HATI kita teriris menyaksikan peristiwa terkini di Cengkareng. Bachrudin (35) yang sehari-hari bekerja sebagai satpam  meregang nyawa setelah dada kirinya tertembus peluru yang dilepaskan oknum Brimob Briptu Wawan, Selasa (5/11/2013).

Pemicunya bisa disebut remeh temeh. Briptu Wawan awalnya meminta Bachrudin memberi hormat kepadanya dan push up. Gara-gara permintaannya ditolak, Wawan mengokang senjata lalu melepaskan timah panas dalam jarak dekat. Dor! Bachrudin tumbang berlumuran darah dan tewas. Hukum yang adil hendaknya berlaku bagi oknum polisi itu agar kematian Bachrudin mendapat perlakuan selayaknya.

Peristiwa semacam ini memang bukan pertama kali terjadi di negeri ini. Sudah banyak warga masyarakat yang menjadi korban tindakan polisi bergaya koboi. Di Sulawesi Utara (Sulut), misalnya, sebanyak 16 anggota polisi dari Satuan Sabhara Kepolisian Daerah (Polda) Sulut diduga menggeroyok dua orang saksi yang sedang dimintai keterangan di  Polresta Manado. Kasat Reskrim Polresta Manado, AKP Made Dewa Palguna membenarkan kejadian tersebut dan mengatakan telah menyerahkan pemeriksaan ke-16 anggota Sabhara ke  Propam Polda Sulut.

"Kami serahkan ke sana (Polda) untuk diproses.

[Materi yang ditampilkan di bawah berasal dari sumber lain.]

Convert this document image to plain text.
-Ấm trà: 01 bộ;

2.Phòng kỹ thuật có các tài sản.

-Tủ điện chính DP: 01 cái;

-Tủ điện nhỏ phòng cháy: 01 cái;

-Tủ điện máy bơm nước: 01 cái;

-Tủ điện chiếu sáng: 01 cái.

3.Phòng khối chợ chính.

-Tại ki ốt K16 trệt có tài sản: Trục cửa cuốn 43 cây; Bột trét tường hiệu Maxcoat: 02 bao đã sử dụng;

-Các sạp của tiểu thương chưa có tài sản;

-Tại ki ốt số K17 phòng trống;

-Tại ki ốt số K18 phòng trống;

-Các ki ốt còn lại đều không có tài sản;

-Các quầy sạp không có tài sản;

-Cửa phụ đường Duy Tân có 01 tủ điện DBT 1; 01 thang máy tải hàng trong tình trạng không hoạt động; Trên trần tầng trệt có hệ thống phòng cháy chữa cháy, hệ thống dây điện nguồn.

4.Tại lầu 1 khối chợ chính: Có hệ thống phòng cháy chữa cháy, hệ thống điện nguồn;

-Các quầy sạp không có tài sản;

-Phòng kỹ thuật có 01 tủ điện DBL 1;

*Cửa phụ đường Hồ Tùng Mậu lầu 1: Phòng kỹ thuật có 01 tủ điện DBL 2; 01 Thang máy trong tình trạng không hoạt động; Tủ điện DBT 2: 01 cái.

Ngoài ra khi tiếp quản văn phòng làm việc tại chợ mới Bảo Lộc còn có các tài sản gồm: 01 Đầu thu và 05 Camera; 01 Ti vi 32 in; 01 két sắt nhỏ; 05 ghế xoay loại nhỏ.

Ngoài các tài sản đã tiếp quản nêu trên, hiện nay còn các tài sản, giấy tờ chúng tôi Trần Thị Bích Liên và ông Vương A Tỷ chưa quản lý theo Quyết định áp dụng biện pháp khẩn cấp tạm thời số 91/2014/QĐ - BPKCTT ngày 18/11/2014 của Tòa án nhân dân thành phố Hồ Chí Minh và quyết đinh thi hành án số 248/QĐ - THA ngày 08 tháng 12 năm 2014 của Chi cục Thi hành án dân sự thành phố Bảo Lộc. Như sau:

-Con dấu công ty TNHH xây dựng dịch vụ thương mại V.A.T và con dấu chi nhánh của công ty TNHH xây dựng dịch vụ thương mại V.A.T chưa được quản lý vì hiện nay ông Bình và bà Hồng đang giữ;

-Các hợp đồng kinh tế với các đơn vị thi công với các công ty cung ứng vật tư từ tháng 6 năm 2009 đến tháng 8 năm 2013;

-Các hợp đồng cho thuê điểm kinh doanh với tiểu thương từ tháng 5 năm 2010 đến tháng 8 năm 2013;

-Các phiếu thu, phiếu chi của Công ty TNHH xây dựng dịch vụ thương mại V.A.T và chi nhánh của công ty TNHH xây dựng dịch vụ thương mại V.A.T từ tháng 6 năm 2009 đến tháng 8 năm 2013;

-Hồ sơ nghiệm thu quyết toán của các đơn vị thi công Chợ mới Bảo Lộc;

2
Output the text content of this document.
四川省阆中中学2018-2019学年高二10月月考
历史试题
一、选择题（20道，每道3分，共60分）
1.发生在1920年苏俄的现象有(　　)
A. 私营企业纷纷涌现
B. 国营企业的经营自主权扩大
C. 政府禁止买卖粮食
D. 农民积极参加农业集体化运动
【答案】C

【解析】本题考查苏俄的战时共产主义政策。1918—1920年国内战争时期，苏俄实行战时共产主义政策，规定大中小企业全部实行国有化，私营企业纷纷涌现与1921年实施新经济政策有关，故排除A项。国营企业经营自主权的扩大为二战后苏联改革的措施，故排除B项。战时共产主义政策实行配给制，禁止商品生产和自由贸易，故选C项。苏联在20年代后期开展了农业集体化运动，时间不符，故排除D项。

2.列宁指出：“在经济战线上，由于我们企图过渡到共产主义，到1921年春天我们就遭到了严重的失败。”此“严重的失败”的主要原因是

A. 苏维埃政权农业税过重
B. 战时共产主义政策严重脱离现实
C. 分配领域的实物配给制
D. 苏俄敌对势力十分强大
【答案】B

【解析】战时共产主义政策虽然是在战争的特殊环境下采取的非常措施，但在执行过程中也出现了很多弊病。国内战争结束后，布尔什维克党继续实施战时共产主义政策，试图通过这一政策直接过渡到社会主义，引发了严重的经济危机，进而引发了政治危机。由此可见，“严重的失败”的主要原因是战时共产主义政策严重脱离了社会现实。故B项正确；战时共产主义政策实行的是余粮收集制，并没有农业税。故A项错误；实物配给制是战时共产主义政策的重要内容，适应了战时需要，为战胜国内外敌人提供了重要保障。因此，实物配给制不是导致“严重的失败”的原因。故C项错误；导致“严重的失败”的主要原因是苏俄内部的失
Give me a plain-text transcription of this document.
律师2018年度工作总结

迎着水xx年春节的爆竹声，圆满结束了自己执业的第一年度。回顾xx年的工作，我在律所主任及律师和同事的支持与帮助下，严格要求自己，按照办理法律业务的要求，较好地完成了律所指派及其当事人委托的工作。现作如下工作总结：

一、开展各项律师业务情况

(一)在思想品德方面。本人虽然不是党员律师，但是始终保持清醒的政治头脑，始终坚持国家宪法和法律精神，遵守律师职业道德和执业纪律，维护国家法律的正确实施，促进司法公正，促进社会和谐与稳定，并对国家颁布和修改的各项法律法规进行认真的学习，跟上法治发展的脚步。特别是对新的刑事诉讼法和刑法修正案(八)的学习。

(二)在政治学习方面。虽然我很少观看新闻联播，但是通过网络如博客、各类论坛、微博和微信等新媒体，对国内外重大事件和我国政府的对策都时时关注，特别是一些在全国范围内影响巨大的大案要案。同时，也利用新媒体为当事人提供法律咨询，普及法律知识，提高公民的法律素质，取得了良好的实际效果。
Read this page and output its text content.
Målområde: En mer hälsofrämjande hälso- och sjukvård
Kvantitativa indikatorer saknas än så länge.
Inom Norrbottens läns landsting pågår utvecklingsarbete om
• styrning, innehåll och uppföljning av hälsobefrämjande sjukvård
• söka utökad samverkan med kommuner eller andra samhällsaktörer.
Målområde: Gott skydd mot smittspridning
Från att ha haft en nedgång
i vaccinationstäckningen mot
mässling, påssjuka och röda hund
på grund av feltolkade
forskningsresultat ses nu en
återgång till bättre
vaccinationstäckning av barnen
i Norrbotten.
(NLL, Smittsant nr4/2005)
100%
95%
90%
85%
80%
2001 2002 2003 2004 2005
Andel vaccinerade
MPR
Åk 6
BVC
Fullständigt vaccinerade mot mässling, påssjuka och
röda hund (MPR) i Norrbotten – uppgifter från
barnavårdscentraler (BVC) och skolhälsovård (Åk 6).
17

Tapi mungkin tidak semua dijadikan tersangka," ujar Palguna, Rabu (6/11/2013). Pengeroyokan tersebut diduga merupakan upaya balas dendam polisi setelah rekan mereka dikeroyok sekelompok orang beberapa hari sebelumnya. Ironis sekali karena polisi makin hakim sendiri!

Atas sederet kejadian yang memilukan seperti itu,  kiranya benar pandangan Kriminolog Reza Indragiri Amriel. Menurut Reza, peristiwa penembakan satpam di Cengkareng menjadi bukti adanya persoalan psikologis yang cukup akut di tubuh Polri. Masalah psikologis ini kemudian bertemu dengan efek senjata yang akhirnya melahirkan perilaku menyimpang dari aparat penegak hukum.

Reza Indragiri Amriel, seperti dikutip Kompas.Com, Rabu (6/11/2013),  mengatakan seseorang melakukan kekerasan dengan senjata api sebenarnya tak perlu memakai motif. Efek kepemilikan senjata api bisa mendorong seseorang gunakan senjata itu untuk keperluan apa pun. Di sisi lain, anggota polisi  api bekerja dengan tingkat stres luar biasa. "Tapi, berapa banyak polisi yang pernah menjalani konseling? Sangat minim. Kerapuhan psikologis pada satu sisi bersimbiosa dengan efek senjata," kata Reza.

Reza menambahkan, di kalangan kepolisian berkembang gejala John Wayne Syndrome. Sindrom ini termanifestasikan pada prinsip malu mengaku takut, hina mengaku letih, aib mengaku sakit. Namun, doktrin tersebut dianggap menanggalkan sisi kemanusiaan polisi.  Hal lain yang mengakibatkan banyaknya kasus kekerasan oleh polisi, menurut Reza, karena permasalahan dalam rekrutmen. Ia mengatakan, sejak awal kepolisian seharusnya bisa memastikan orang-orang yang diterima bergabung hanya mereka dengan tendensi kekerasan minimal.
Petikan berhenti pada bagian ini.